The following passages were taken from the wake service for Penny Lernoux, held in the main chapel at the Maryknoll Sisters' Center on October 10, 1989.
-- The Editors
GOD IS LOVE, AND LOVE IS stronger than death. Our God is a God whose compassionate love transforms all destructive forces in the universe. It is to this God of compassion and love that we who are family, friends, and colleagues of Penny Lernoux commend her life and her life's work which has been for us a bright, burning flame of justice, peace, and love.
In the name of the Maryknoll Sisters' Community, I would like to welcome all of you, her brothers and sisters in Jesus Christ, who come here this evening to mourn, to celebrate, and to give thanks for the wonderful life and work of our dear friend, Penny Lernoux. All of us who weep at her going and anguish at her loss ask the Lord God to help us rejoice in her lasting transformation ...

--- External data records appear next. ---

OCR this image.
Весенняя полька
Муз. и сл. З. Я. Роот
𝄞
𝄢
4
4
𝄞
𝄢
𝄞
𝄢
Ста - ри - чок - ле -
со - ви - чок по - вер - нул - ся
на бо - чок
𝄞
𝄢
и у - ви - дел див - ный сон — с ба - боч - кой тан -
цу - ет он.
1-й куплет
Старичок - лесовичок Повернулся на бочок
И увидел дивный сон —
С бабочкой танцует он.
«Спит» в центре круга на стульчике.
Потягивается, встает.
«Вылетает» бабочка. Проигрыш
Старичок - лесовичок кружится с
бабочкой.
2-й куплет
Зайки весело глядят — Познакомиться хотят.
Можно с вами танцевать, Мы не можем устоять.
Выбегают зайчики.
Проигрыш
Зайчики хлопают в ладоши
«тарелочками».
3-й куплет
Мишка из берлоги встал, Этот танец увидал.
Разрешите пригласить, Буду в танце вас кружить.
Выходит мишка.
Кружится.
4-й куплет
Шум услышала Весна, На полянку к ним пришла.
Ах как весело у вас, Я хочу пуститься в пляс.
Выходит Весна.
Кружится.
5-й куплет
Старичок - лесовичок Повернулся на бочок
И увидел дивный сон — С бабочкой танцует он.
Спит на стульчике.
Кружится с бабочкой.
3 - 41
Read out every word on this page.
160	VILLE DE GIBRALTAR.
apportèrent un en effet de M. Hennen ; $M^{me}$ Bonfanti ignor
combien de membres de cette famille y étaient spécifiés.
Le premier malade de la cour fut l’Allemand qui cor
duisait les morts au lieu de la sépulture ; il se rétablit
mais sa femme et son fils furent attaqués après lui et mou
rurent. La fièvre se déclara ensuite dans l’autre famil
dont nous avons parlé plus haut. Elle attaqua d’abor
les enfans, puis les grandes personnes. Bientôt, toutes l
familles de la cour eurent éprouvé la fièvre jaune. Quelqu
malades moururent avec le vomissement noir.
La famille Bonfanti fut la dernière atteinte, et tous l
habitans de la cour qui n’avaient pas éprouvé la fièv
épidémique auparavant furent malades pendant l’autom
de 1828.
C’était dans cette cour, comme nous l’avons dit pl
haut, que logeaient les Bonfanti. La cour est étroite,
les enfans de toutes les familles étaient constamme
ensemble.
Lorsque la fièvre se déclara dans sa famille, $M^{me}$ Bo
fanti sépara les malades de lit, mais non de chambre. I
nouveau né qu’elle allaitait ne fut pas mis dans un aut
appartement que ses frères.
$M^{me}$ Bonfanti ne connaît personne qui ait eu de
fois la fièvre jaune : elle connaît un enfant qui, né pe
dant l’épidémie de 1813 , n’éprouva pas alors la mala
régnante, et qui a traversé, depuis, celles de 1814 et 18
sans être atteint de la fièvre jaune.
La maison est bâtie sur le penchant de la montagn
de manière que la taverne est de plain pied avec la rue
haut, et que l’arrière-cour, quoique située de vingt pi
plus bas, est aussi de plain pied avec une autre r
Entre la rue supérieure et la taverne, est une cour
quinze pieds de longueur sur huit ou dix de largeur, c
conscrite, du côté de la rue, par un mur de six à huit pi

Our God is a God whose compassionate love transforms our world and builds the reign of justice, peace, and love. May God heal all broken hearts and wipe away all tears ...
It is a profound mystery why God called Penny at this moment in her life, and we stand in awe, not understanding God's plan, but believing that the Source and Sustainer of all creation does have a plan for Penny, for each of us, and for our world. It is fitting that Penny Lernoux's body reposes in our chapel tonight, that the Mass of Resurrection will be celebrated for her here tomorrow, and that her body will be buried in our cemetery. She thought of us as her spiritual family, and we will always think of Penny as our sister. She died far away from her home in Bogota, Colombia, but we are happy that she spent her last weeks on earth here at our Maryknoll home.
We love Penny. We believe that she has gone to God and that we remain united with her in the communion of saints.
-- Barbara Hendricks
Barbara Hendricks, M.M., worked in the communications office at the Maryknoll Sisters' Center in Ossining, New York when this article appeared.